第27話 第4章 凝固
「今日こそ成功させよう」
習慣となった空に昇る前の保健室での夏芽の激励も、どこか焦りが滲んでいた。
「ああ……」
ため息に乗って晴人は空に昇る。
暦は正月ボケもとうに過ぎ去った二月を迎えようとしていた。四季者見習いとして一歩ずつ順調に進んでいた晴人だったが、ここにきて壁にぶつかった。四季者にも授業の科目同様、得意不得意のジャンルがあると夏芽に聞かされていた晴人も認めざるを得ない。今回は苦手科目だ。
『雨を降らす』
晴人がその言葉を聞いたのは秀樹と奈緒に夏芽がクリスマスの都合がついたと伝えた日の放課後だった。雨も自分で操れると聞いて鳥肌が立ったのと同時にやってやると意気込んだまではよかったが、まさかこれほど難しい技術だったとは――。
「もう一度始めからおさらいしよう」
夏芽が枝を振って漂う雲を細切れにする。
「今この場所には余所より多めに水蒸気が漂っている。理屈は理科の授業をちゃんと受けていればわかるよね?」
「大丈夫、生物と化学に分離する前の理科は得意だった」
「よろしい。雲は水蒸気が大量に集まって浮かんでいるもの。これが一定値を越える……つまり飽和されると凝結して雲粒に、最後は雨粒になって地上に落ちる。これが雨。晴人にはこの水蒸気の変化を操作してほしい」
夏芽は風を操り細切れになった雲を晴人の手元へふわりと流した。
手のひら大の雲を恨めしく睨んでから、晴人は枝を雲の中に差し入れた。
微小の雲粒をぶつけあわせ、一つの巨大な雨粒にする。方法はシンプルでわかりやすい。わかっているが難しい。気温上昇と同様に圧縮すればよいと思っていたが勝手が違った。圧縮は風で作った箱の中での作業だったが、凝結は箱を作ろうと風を産み出した瞬間に水蒸気が霧散してしまう。粒を互いにぶつけ合わせる方法は一つ。顕微鏡レベルの粒そのものに干渉し、運動を活発にさせるのだ。そして晴人はこの繊細な操作を苦手とした。「圧縮みたいに、がばっと集めてぎゅっと縮めるみたいに単純な方がいい」と晴人は嘆く。

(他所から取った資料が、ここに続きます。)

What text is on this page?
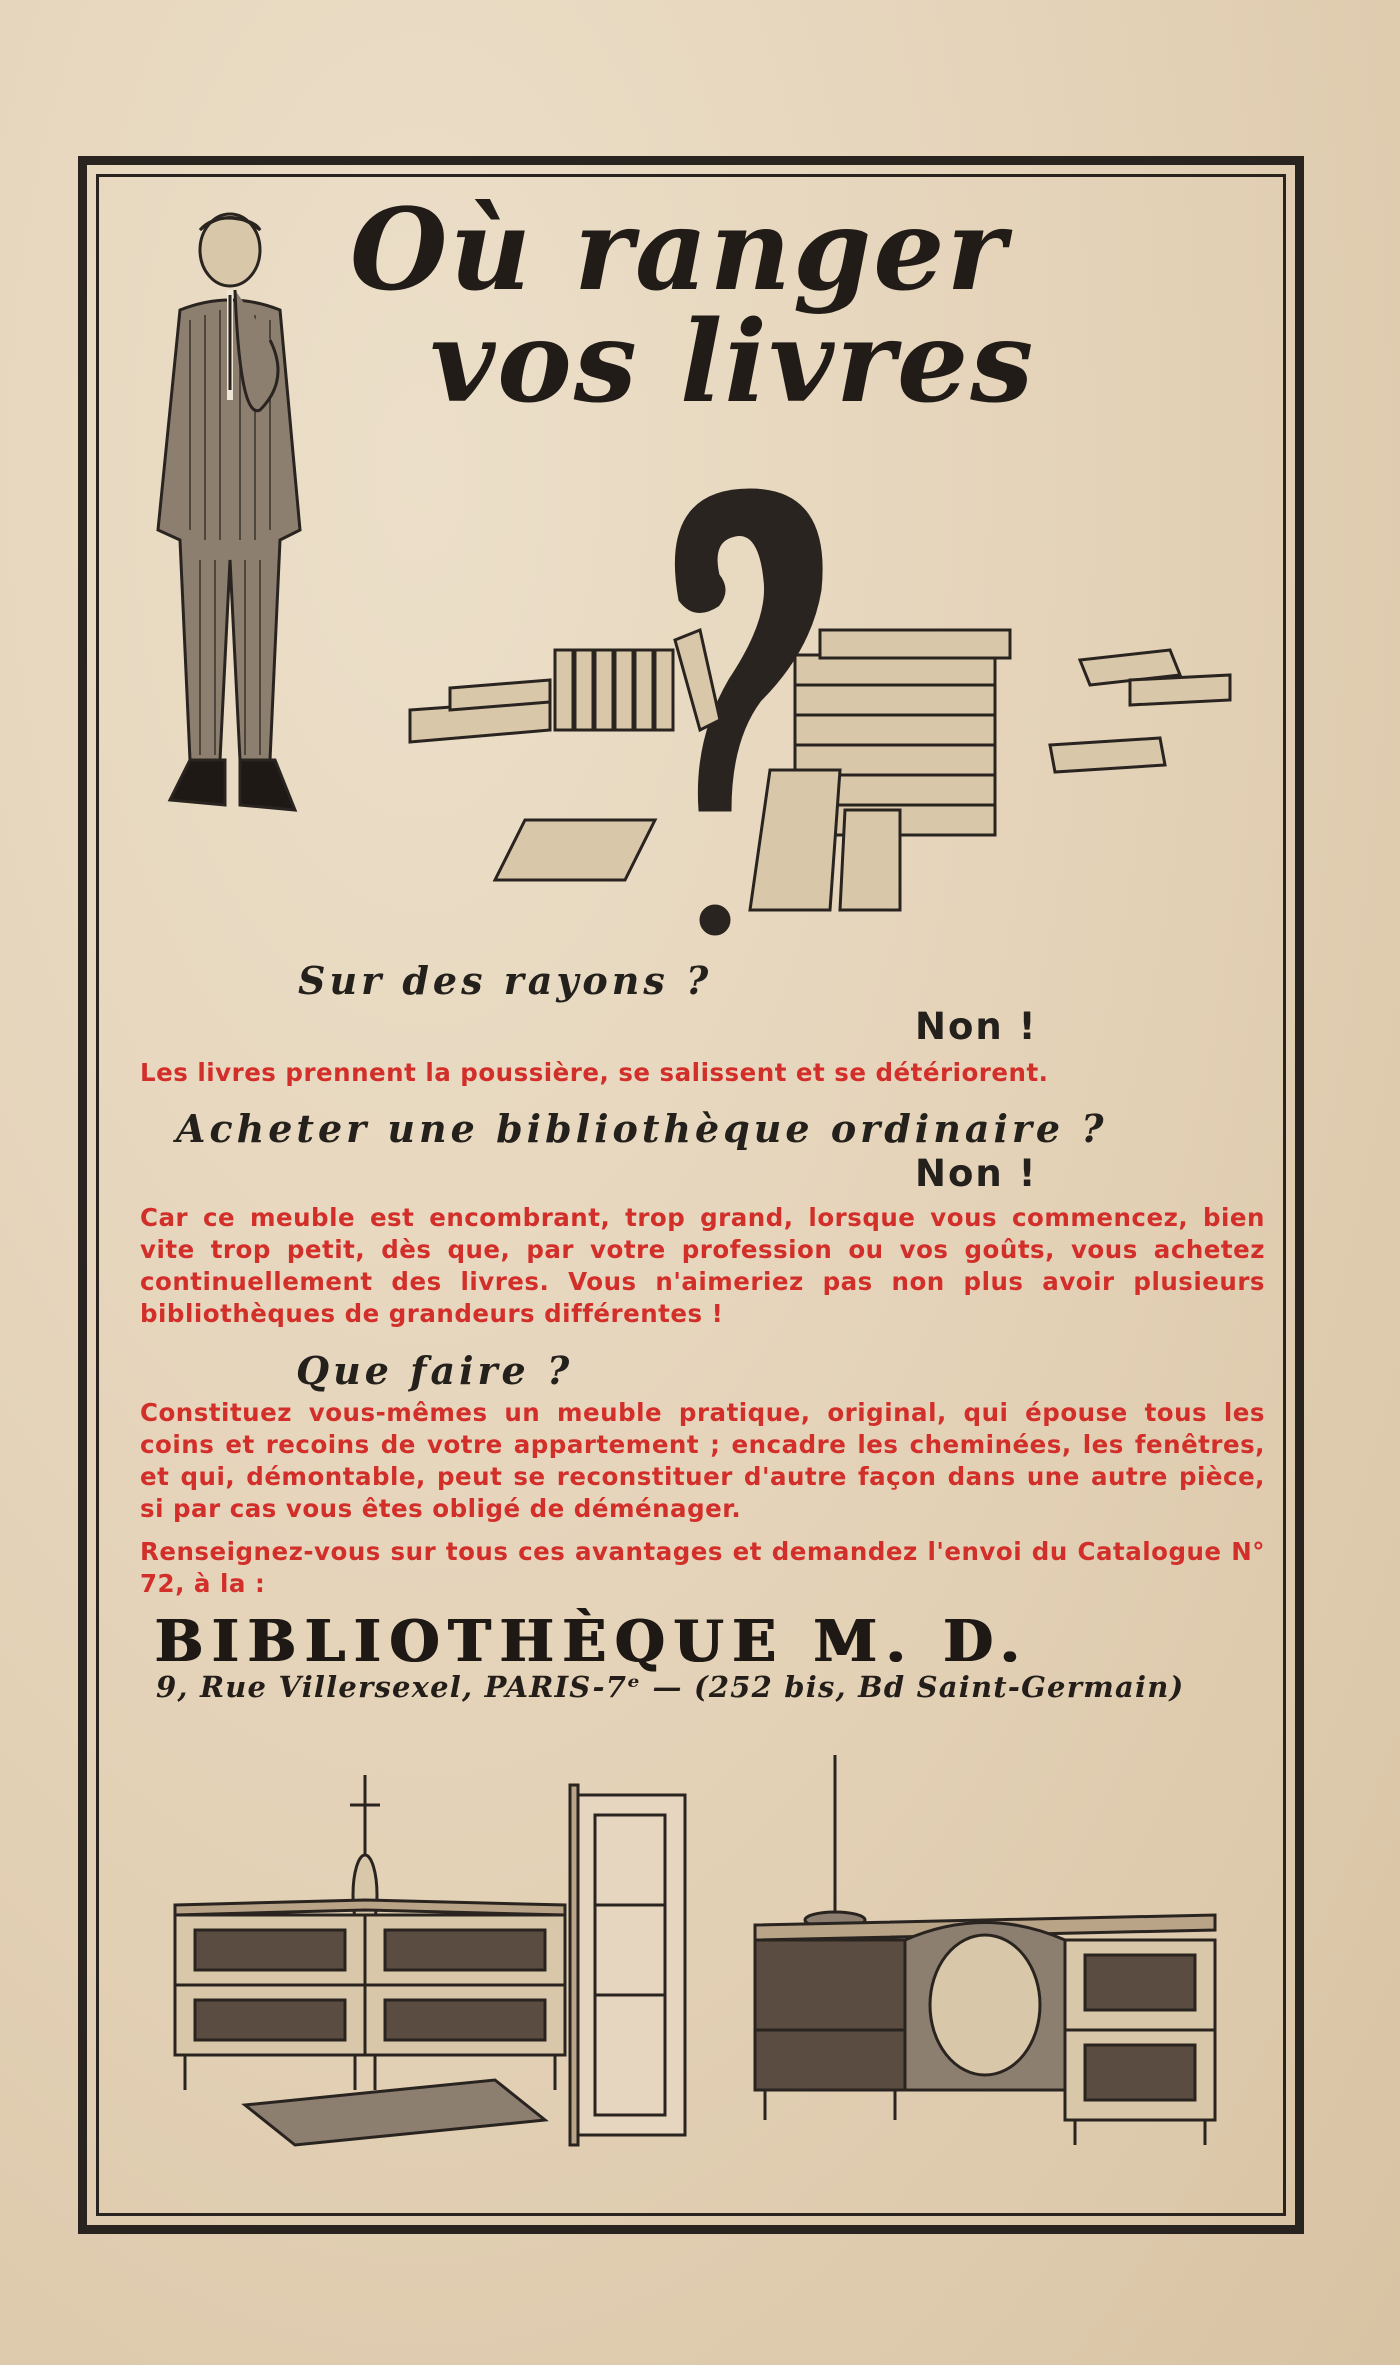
Où ranger
vos livres
Sur des rayons ?
Non !
Les livres prennent la poussière, se salissent et se détériorent.
Acheter une bibliothèque ordinaire ?
Non !
Car ce meuble est encombrant, trop grand, lorsque vous commencez, bien vite trop petit, dès que, par votre profession ou vos goûts, vous achetez continuellement des livres. Vous n'aimeriez pas non plus avoir plusieurs bibliothèques de grandeurs différentes !
Que faire ?
Constituez vous-mêmes un meuble pratique, original, qui épouse tous les coins et recoins de votre appartement ; encadre les cheminées, les fenêtres, et qui, démontable, peut se reconstituer d'autre façon dans une autre pièce, si par cas vous êtes obligé de déménager.
Renseignez-vous sur tous ces avantages et demandez l'envoi du Catalogue N° 72, à la :
BIBLIOTHÈQUE M. D.
9, Rue Villersexel, PARIS-7ᵉ — (252 bis, Bd Saint-Germain)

そして今度も晴人は力の加減を誤り、雲は跡形もなく消え去った。
「くそっ」
抑えたくても口から勝手に毒が漏れる。苛立ちは募る一方だ。
「一体どうすればいい? 夏芽は磁石をイメージしてるんだよな?」
「秋葉さんから教わった方法の受け売りだけどね。一粒ずつが引かれ合うイメージを持って粒全体を震わせる。私の場合、そうしたらできたのだけど……」
「やっぱり人それぞれなのかな」
晴人に磁石のイメージは合わないようで、いくら試してみてもきっかけすら掴めなかった。
「なんでお前たちは俺の言うことを聞いてくれないんだ?」
雲を千切ってみたものの、晴人は雲と睨めっこするばかりで、手は動かないでいた。
「晴人、今日はここまで」
もはや進展はない、夏芽は判断した。
「まだ大丈夫だって!」
見限られたと思い、晴人は枝を大きく振ってみせた。しかし、言葉とは裏腹に風は微弱、色も桜色とは言い難い薄いものだった。「……まだいけるって」
「しっかり休んで明日冬至郎さんに教えを請おう」
これまで出て来なかった名前が挙がった。
「冬至郎さんに? 冬真っ盛りだってのに、忙しいんじゃないか?」
「人を気遣う余裕なんてないでしょ? 冬至郎さんも晴人のことを気にかけていたから、苦戦していることを伝えたら喜んで協力してくれると思う。何より冬には雪っていう他の季節にはない特別な天候を操らないといけないから、水の三態変化にかけては私たちの中で頭一つ飛び抜けてる。頼りにしていいよ」
「……教えてくれるかな?」
晴人はまだ冬至郎と数回しか会話をしたことがなく、彼の人物像は定まっていなかった。
「面倒見のいい人だから」
「俺のできなさっぷりを見てがっかりするだろうなぁ」
「教えがいがあるってむしろ張り切るタイプじゃないかな」
晴人は内陸に目を向けると、日本アルプスの山頂は分厚い雲に隠れて見えなかった。天気予報では、関東地方は雨または雪と告げていた。冬至郎が操っている雲なのだろうか。